Clement’s arrival in Cleveland caps one of the under-the-radar recruiting and development success stories for that Virginia coaching staff. Listed at 6-foot and 170 pounds, Clement was unranked by Perfect Game coming out of high school in New York in 2014. The infielder chuckled when asked about how heavily he was recruited.

“Not heavily at all,” Clement recalled. “I was actually kind of planning on going to community college around Rochester to hopefully get some more college looks. I had had some offers. I had had some smaller schools offer me. But I was pretty much looking for that big school and it never really came.”

Clement first visited UVa for a camp following his sophomore year. A coaching friend from upstate New York had recommended that McMullan keep an eye out for the young prospect, but as the UVa assistant recalled “he was just a little bit undersized and not strong” at that point.

“And then the following summer he was at a tournament here earlier in the summer,” McMullan added, “and he was a much different-looking guy.”

Clement played two games in that tournament, hitting a few home runs and making some standout plays defensively. McMullan saw a kid who “played like his hair was on fire.”

The way Clement remembers it, Virginia had a spot open in its 2014 recruiting class after another player backed out and committed elsewhere. Before he left Charlottesville a second time, he got that big-school scholarship offer he’d been hoping for.

“It all kind of worked out,” he said. “It was kind of a ‘right place, right time’ kind of thing.”

By the time Clement and the Cavaliers traveled to East Carolina to open his first college season, he had earned a spot hitting leadoff and playing center field for the previous year’s national runner-up. That freshman year ended four months later in Omaha, with Clement playing second base and the Wahoos winning the College World Series.
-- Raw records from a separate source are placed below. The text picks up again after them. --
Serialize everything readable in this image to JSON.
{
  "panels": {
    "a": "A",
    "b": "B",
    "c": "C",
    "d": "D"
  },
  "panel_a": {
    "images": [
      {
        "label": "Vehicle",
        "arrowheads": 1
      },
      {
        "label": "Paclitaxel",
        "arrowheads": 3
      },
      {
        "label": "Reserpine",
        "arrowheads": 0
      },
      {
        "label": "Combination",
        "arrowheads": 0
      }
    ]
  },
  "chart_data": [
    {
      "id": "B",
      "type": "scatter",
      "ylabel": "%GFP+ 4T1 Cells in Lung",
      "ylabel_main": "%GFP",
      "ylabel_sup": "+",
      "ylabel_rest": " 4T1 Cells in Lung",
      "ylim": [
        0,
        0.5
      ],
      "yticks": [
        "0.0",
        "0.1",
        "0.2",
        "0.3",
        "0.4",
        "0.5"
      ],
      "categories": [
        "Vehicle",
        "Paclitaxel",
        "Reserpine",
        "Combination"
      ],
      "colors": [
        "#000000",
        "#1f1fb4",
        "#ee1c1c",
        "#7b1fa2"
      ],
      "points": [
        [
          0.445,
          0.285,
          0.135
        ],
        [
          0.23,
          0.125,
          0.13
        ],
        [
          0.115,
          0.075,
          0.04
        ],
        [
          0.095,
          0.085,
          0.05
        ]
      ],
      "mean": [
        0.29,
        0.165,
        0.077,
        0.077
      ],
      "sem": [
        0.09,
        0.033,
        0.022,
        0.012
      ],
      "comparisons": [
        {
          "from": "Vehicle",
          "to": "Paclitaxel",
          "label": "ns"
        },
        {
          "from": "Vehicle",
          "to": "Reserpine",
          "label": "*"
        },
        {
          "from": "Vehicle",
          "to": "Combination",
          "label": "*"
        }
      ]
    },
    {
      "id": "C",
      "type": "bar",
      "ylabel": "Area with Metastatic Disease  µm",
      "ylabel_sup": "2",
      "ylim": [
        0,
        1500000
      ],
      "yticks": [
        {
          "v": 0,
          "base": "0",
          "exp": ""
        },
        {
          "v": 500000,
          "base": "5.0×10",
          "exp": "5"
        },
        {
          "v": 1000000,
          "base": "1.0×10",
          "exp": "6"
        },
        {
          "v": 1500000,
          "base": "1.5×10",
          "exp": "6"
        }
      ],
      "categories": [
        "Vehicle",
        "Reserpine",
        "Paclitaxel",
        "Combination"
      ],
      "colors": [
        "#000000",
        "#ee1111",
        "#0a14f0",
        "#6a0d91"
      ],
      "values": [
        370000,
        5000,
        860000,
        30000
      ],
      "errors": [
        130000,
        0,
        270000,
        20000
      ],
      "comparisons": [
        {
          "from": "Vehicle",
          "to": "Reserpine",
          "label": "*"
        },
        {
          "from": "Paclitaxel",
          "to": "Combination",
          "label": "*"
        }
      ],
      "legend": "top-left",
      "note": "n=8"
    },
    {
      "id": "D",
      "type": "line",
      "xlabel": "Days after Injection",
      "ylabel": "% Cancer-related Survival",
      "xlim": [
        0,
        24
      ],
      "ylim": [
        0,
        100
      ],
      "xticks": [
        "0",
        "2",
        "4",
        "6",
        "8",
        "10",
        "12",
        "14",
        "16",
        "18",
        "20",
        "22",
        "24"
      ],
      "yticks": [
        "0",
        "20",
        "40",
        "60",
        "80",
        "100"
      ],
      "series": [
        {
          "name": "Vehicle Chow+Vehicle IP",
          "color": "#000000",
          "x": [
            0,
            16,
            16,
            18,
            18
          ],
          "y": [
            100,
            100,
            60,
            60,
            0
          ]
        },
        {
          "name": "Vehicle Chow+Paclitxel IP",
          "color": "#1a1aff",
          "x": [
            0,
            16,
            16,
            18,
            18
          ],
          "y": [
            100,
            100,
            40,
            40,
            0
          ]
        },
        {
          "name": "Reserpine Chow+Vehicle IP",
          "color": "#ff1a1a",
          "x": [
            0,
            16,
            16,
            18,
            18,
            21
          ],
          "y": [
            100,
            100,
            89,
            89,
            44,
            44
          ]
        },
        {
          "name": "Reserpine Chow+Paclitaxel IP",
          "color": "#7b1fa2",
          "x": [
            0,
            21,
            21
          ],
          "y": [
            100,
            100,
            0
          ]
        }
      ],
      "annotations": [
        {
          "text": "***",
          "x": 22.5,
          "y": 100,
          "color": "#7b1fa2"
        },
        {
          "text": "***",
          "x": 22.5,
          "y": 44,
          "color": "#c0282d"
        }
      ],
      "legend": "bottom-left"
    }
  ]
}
Along the way, he hit .245 in 62 games, including 61 starts. He made the All-CWS Team that June after hitting .292 and delivering three go-ahead hits in UVa’s 12 postseason games, including his iconic walk-off against the Terrapins that sent the Hoos to Omaha.

Clement finished his three-year UVa career with a .306 batting average in 179 games. He was named second-team All-ACC at second base as a sophomore in 2016, then made the third team at shortstop the following season. The summer after his sophomore year, Clement hit .353 with a .400 on-base percentage for the Harwich Mariners to earn Cape Cod League MVP honors. After his junior season, he was drafted by Cleveland and turned pro.

“He was on a mission every day to be the best version of himself,” McMullan said, “and he was okay with wherever it landed.”

By the end of his first full pro season in 2018, Clement had worked his way to Double-A. He finished the 2019 season by getting six hits in three games at Columbus, the Indians’ Triple-A affiliate. With no minor league season last year because of COVID-19, Clement spent the summer among the players at Cleveland’s alternate site in Columbus.

At every step, he put in the work.

“Every day that I get up in the morning it’s my goal to become a better baseball player,” he said. “I really have worked my tail off. I just have so much fun with it. I don’t take a single day for granted.”

Clement was hitting .289 in 20 games at Columbus when he was recalled by the Indians last weekend. He played second base and hit seventh against the Orioles in his first start Tuesday night, and in the bottom of the fourth, Clement capped a seven-pitch at-bat with a single up the middle. Appropriately, just like against Maryland six years earlier, that first big-league hit came on a breaking ball.

“I’m not surprised because of who he is as a man, and how important the game is and how much fun it is for him,” McMullan said about Clement reaching the big leagues. “He just keeps proving people wrong.”

From a scrawny, unranked recruit to a Major League infielder, Clement has carved a career out of proving people wrong.

“That’s my favorite,” he admitted. “You have all these incredible prospects who are all super talented, and they’re all going to be great players in Major League Baseball someday. It’s so fun just kind of flying under the radar. I just get to go out and have fun every day and I get paid to play baseball. It’s the greatest job in the world.”